The 17-year-old senior at Lewis and Clark High School is a Boy Scout in Troop 304, and when he sat out searching for an Eagle Scout project he picked one located six miles up a mountainside.
“My troop has camped a lot out at Liberty Lake County Park and we noticed that the cabin needed a lot of repair,” said Dineen, who’s also the drum major for LC’s marching band. “So I thought why not? I did the restoration of the cabin as my Eagle Scout project and also as my culminating project at LC – I got two birds with one stone.”
Hughes Cabin, as it is known, is located six miles up the trails at Liberty Lake County Park.
Dineen said that he couldn’t use the front trails to access the cabin because they tend to back flood.
“There are beavers building dams there and the rangers said we had to go up the back trails instead,” said Dineen. He took ATVs on a test run up the back of the mountain and up until two weeks before the restoration work began, that was the way he’d get to the cabin.
“It wasn’t easy finding that road, and then, two weeks before we started building, the rangers said we could use the front path,” said Dineen.

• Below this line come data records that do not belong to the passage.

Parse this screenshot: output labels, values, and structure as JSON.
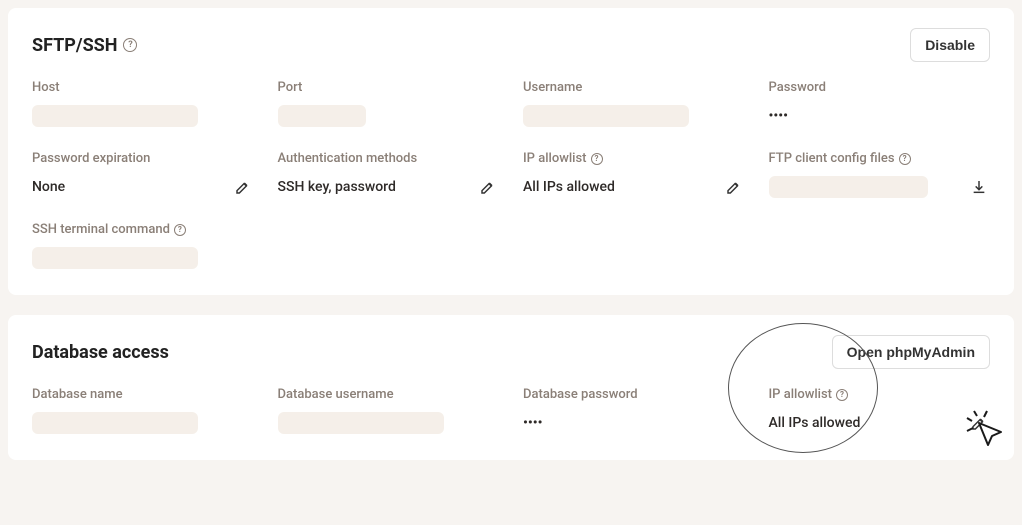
{
  "sftp": {
    "title": "SFTP/SSH",
    "disable_button": "Disable",
    "fields": {
      "host": {
        "label": "Host"
      },
      "port": {
        "label": "Port"
      },
      "username": {
        "label": "Username"
      },
      "password": {
        "label": "Password",
        "value": "••••"
      },
      "password_expiration": {
        "label": "Password expiration",
        "value": "None"
      },
      "auth_methods": {
        "label": "Authentication methods",
        "value": "SSH key, password"
      },
      "ip_allowlist": {
        "label": "IP allowlist",
        "value": "All IPs allowed"
      },
      "ftp_client_config": {
        "label": "FTP client config files"
      },
      "ssh_terminal": {
        "label": "SSH terminal command"
      }
    }
  },
  "db": {
    "title": "Database access",
    "open_button": "Open phpMyAdmin",
    "fields": {
      "db_name": {
        "label": "Database name"
      },
      "db_username": {
        "label": "Database username"
      },
      "db_password": {
        "label": "Database password",
        "value": "••••"
      },
      "ip_allowlist": {
        "label": "IP allowlist",
        "value": "All IPs allowed"
      }
    }
  }
}
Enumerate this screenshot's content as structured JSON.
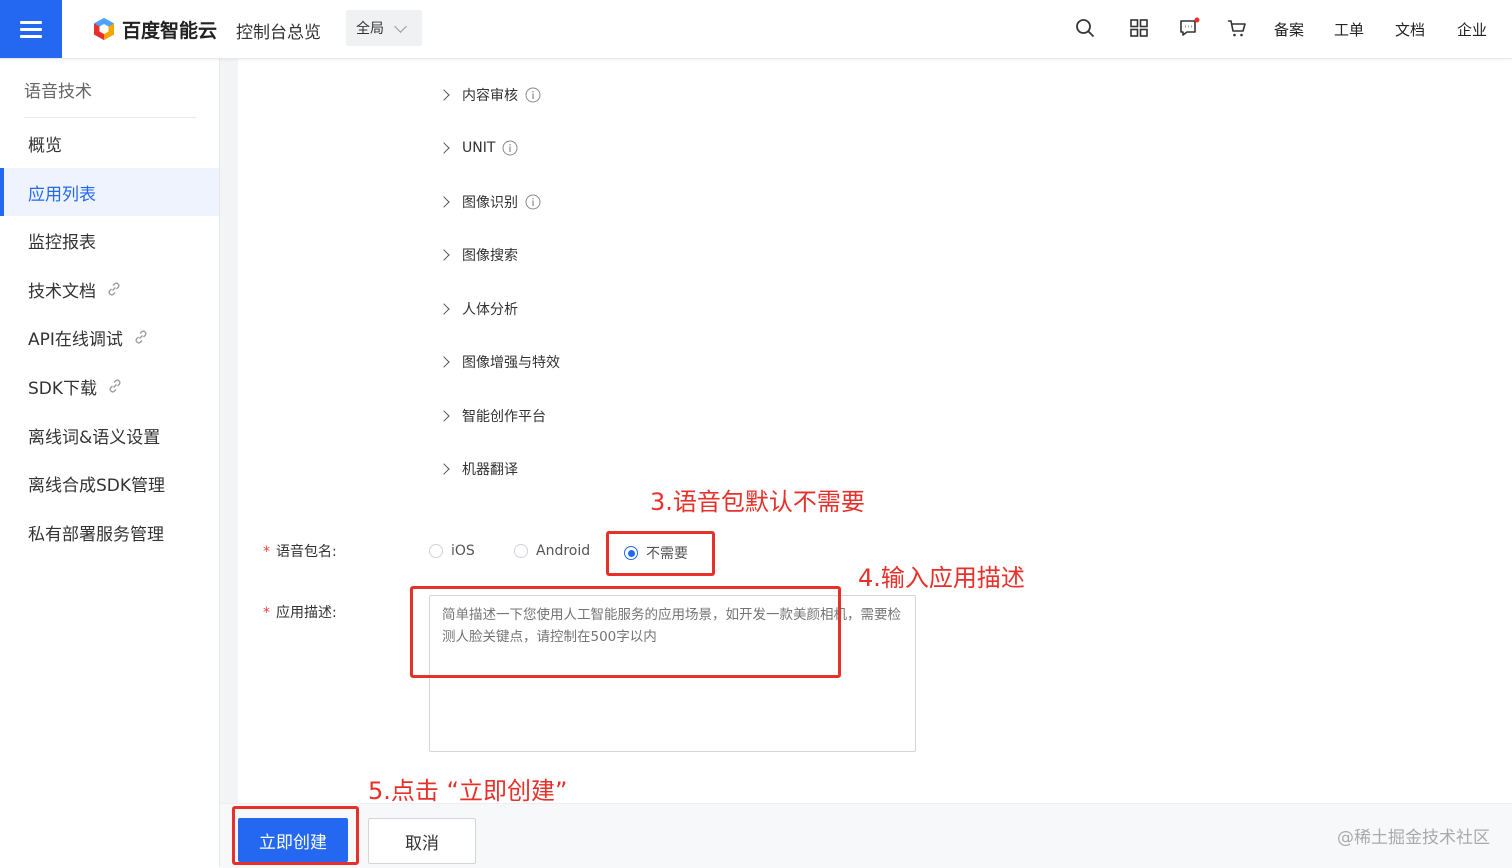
{
  "header": {
    "brand": "百度智能云",
    "console_overview": "控制台总览",
    "scope": "全局",
    "links": [
      "备案",
      "工单",
      "文档",
      "企业"
    ],
    "icons": [
      "search-icon",
      "grid-icon",
      "message-icon",
      "cart-icon"
    ]
  },
  "sidebar": {
    "title": "语音技术",
    "items": [
      {
        "label": "概览",
        "active": false,
        "external": false
      },
      {
        "label": "应用列表",
        "active": true,
        "external": false
      },
      {
        "label": "监控报表",
        "active": false,
        "external": false
      },
      {
        "label": "技术文档",
        "active": false,
        "external": true
      },
      {
        "label": "API在线调试",
        "active": false,
        "external": true
      },
      {
        "label": "SDK下载",
        "active": false,
        "external": true
      },
      {
        "label": "离线词&语义设置",
        "active": false,
        "external": false
      },
      {
        "label": "离线合成SDK管理",
        "active": false,
        "external": false
      },
      {
        "label": "私有部署服务管理",
        "active": false,
        "external": false
      }
    ]
  },
  "tree": {
    "items": [
      {
        "label": "内容审核",
        "info": true
      },
      {
        "label": "UNIT",
        "info": true
      },
      {
        "label": "图像识别",
        "info": true
      },
      {
        "label": "图像搜索",
        "info": false
      },
      {
        "label": "人体分析",
        "info": false
      },
      {
        "label": "图像增强与特效",
        "info": false
      },
      {
        "label": "智能创作平台",
        "info": false
      },
      {
        "label": "机器翻译",
        "info": false
      }
    ]
  },
  "form": {
    "package_label": "语音包名:",
    "package_options": [
      {
        "label": "iOS",
        "checked": false
      },
      {
        "label": "Android",
        "checked": false
      },
      {
        "label": "不需要",
        "checked": true
      }
    ],
    "desc_label": "应用描述:",
    "desc_placeholder": "简单描述一下您使用人工智能服务的应用场景，如开发一款美颜相机，需要检测人脸关键点，请控制在500字以内",
    "required_mark": "*"
  },
  "footer": {
    "create_label": "立即创建",
    "cancel_label": "取消",
    "watermark": "@稀土掘金技术社区"
  },
  "annotations": {
    "step3": "3.语音包默认不需要",
    "step4": "4.输入应用描述",
    "step5": "5.点击 “立即创建”",
    "color": "#e8302b"
  },
  "colors": {
    "primary": "#2468f2",
    "active_bg": "#eef3fe"
  }
}
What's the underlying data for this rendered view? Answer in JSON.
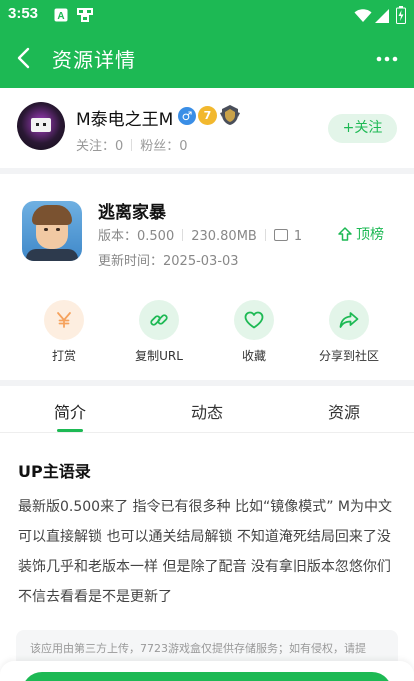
{
  "status_bar": {
    "time": "3:53"
  },
  "header": {
    "title": "资源详情"
  },
  "uploader": {
    "name": "M泰电之王M",
    "follow_label": "关注：0",
    "fans_label": "粉丝：0",
    "follow_button": "+关注",
    "medal_text": "7"
  },
  "app": {
    "name": "逃离家暴",
    "version": "版本：0.500",
    "size": "230.80MB",
    "image_count": "1",
    "update_time": "更新时间：2025-03-03",
    "top_button": "顶榜"
  },
  "actions": [
    {
      "label": "打赏",
      "icon": "yen-icon",
      "color": "#f5a25d",
      "bg": "#fdeee0"
    },
    {
      "label": "复制URL",
      "icon": "link-icon",
      "color": "#1db954",
      "bg": "#e3f5e9"
    },
    {
      "label": "收藏",
      "icon": "heart-icon",
      "color": "#1db954",
      "bg": "#e3f5e9"
    },
    {
      "label": "分享到社区",
      "icon": "share-icon",
      "color": "#1db954",
      "bg": "#e3f5e9"
    }
  ],
  "tabs": [
    {
      "label": "简介",
      "active": true
    },
    {
      "label": "动态",
      "active": false
    },
    {
      "label": "资源",
      "active": false
    }
  ],
  "description": {
    "title": "UP主语录",
    "text": "最新版0.500来了 指令已有很多种 比如“镜像模式” M为中文 可以直接解锁 也可以通关结局解锁 不知道淹死结局回来了没 装饰几乎和老版本一样 但是除了配音 没有拿旧版本忽悠你们 不信去看看是不是更新了"
  },
  "notice": "该应用由第三方上传，7723游戏盒仅提供存储服务；如有侵权，请提",
  "colors": {
    "accent": "#1db954",
    "accent_light": "#e3f5e9"
  }
}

The cabin was built as an Eagle Scout project in 1987.
Dineen said the cabin now has new flooring, new metal siding on three sides and a new metal roof.
“We had to find a way to get all the materials up there,” said Dineen. “We could have used actual animal mules but we ended up with ATVs.”
His dad, Jim Dineen, helped him out a lot, and so did other Scouts, leaders and parents in the troop, but Dineen coordinated the effort. He also solicited donations of building materials from local businesses.
“I decided to do it in June of 2009,” said Dineen. “Most of the work was done this summer and I’m almost done now. I just need the rangers to sign off on it.”
Dineen said he hopes to become a paramedic or a firefighter after high school.
“This was great for some father-son bonding time and it was a good leadership experience,” said Dineen. “I realized I couldn’t do it all by myself. I had to let people who knew what they were doing teach me how to do things.”